Ya en mi nueva profesión, en el sector sanitario (que dicho sea de paso era muy parecida a la que deseé ejercer desde niño, pero que por circunstancias económicas familiares no pude llevar cabo), amanecí a una vida más placentera y abierta a sentimientos, que estuvieron ocultos en mi al menos un par de décadas.

Y aquí comenzó la historia literaria de mi faceta como poeta y escritor que actualmente es para mi tan gratificante y que me proporciona momentos inolvidables (que estoy convencido de ello), no hubiera tenido la ocasión del poder disfrutar de no ser por esta faceta literaria que hoy nos ocupa.
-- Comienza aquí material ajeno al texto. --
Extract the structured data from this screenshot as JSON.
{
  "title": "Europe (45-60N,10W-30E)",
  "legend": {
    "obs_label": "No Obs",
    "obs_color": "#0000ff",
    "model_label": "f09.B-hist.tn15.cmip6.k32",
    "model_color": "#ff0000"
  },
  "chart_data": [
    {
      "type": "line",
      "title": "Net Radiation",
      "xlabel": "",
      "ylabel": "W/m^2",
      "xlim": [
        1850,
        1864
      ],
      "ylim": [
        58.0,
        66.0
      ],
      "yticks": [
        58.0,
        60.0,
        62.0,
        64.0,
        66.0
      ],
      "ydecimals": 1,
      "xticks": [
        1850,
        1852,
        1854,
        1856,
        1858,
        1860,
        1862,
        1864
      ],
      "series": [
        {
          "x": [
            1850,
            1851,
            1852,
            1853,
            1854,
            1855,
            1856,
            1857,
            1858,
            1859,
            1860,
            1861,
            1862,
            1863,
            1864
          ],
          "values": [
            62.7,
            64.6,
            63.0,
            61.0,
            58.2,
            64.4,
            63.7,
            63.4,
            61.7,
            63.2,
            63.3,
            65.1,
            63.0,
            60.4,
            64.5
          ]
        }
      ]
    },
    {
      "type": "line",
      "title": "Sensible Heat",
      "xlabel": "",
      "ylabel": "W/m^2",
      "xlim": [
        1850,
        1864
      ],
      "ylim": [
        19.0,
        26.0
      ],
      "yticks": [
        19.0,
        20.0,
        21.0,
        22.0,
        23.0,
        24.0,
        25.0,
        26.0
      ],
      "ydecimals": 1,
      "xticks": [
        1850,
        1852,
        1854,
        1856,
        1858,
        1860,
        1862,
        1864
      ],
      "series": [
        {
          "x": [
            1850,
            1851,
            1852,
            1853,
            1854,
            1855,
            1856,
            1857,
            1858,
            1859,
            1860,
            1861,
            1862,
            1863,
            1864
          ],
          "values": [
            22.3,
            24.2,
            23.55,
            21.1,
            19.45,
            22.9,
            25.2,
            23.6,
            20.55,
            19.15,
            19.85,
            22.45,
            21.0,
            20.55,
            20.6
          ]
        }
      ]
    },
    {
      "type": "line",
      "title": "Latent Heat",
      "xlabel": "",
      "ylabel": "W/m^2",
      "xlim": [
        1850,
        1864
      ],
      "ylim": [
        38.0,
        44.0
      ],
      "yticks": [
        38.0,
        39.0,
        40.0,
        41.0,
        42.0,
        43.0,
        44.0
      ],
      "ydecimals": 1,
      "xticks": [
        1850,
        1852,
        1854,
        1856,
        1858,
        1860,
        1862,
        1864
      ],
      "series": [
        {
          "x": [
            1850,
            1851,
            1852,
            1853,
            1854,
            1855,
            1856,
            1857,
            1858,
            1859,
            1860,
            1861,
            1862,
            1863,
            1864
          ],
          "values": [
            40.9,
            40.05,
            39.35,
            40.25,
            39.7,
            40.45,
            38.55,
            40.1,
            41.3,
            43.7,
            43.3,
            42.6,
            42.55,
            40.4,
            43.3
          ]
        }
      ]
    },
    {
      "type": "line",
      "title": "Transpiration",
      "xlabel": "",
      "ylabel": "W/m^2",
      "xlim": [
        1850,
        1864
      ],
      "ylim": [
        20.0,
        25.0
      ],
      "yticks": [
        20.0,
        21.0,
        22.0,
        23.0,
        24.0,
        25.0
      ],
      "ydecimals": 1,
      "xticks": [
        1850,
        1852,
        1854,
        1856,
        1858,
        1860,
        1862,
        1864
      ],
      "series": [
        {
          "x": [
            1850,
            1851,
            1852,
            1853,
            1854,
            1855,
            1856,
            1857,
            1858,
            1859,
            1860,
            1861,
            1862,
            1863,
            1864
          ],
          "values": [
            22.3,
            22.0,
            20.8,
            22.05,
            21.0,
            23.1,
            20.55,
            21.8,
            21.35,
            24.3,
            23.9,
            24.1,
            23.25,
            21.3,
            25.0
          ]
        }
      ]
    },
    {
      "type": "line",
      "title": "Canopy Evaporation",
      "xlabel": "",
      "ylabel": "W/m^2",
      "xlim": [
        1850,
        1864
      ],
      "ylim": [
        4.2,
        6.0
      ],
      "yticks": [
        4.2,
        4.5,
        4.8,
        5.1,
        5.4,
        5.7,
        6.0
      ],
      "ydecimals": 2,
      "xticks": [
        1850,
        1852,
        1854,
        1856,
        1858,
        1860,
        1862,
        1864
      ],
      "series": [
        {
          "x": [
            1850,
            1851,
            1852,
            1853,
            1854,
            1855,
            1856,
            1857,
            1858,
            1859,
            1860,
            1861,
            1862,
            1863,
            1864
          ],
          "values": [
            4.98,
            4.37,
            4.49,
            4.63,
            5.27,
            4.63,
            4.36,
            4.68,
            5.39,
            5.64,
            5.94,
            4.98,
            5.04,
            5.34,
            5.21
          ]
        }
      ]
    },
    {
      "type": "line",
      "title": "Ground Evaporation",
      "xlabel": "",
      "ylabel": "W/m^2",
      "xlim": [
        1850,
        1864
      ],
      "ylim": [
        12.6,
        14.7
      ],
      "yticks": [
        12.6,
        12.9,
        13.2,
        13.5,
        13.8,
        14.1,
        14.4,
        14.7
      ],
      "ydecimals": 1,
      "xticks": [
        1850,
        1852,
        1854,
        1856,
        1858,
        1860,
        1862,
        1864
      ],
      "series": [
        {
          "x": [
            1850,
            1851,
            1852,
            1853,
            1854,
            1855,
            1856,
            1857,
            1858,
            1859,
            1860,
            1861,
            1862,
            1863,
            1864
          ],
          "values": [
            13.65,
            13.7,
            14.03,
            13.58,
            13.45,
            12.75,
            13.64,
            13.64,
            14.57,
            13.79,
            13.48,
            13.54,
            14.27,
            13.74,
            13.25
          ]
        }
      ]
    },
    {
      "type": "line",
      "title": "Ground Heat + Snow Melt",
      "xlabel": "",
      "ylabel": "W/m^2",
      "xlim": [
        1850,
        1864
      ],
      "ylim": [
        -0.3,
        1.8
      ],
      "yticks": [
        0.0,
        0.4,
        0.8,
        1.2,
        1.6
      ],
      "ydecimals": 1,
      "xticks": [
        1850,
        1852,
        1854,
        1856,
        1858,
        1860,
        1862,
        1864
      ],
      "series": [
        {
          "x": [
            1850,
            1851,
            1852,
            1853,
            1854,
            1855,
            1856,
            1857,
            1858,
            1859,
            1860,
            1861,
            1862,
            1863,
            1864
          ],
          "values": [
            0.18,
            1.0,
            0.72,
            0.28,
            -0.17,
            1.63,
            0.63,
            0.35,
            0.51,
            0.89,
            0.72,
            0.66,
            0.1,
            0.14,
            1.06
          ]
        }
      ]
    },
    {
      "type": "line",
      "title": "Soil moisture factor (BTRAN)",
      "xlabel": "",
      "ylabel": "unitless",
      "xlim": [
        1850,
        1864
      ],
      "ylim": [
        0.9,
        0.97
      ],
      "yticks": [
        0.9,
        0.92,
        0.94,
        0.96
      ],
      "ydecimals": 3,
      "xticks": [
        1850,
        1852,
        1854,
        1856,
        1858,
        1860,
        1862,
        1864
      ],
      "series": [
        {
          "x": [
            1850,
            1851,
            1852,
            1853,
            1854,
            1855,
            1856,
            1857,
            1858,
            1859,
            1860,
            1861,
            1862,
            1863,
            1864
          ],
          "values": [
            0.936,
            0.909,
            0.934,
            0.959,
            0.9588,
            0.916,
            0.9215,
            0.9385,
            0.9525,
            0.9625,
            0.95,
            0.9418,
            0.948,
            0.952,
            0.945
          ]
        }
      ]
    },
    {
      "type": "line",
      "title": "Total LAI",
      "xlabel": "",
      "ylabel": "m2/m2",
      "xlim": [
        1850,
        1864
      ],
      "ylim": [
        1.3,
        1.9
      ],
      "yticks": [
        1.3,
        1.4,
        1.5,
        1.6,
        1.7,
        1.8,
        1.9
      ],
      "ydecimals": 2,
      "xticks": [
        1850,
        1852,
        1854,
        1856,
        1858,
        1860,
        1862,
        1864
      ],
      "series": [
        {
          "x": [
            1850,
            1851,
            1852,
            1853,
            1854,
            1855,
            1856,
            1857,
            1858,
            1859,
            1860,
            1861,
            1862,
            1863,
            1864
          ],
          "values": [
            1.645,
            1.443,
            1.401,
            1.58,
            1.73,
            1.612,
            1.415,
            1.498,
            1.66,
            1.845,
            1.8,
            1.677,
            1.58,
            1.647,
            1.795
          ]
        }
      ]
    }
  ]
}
Si tuviera que hacer autocrítica de mi persona, diría de mí mismo, que soy poseedor de tres defectos importantes, la impaciencia, la perseverancia desmedida y la minuciosidad excesiva que empleo en situaciones que tal vez no lo requieran.

Aunque reconozco, que manejándolos adecuadamente, en ocasiones se convierten en bienhalladas virtudes (literariamente hablando), pues me mantienen activo y trabajando simultáneamente sin prisa pero sin pausa, en varios proyectos a la vez.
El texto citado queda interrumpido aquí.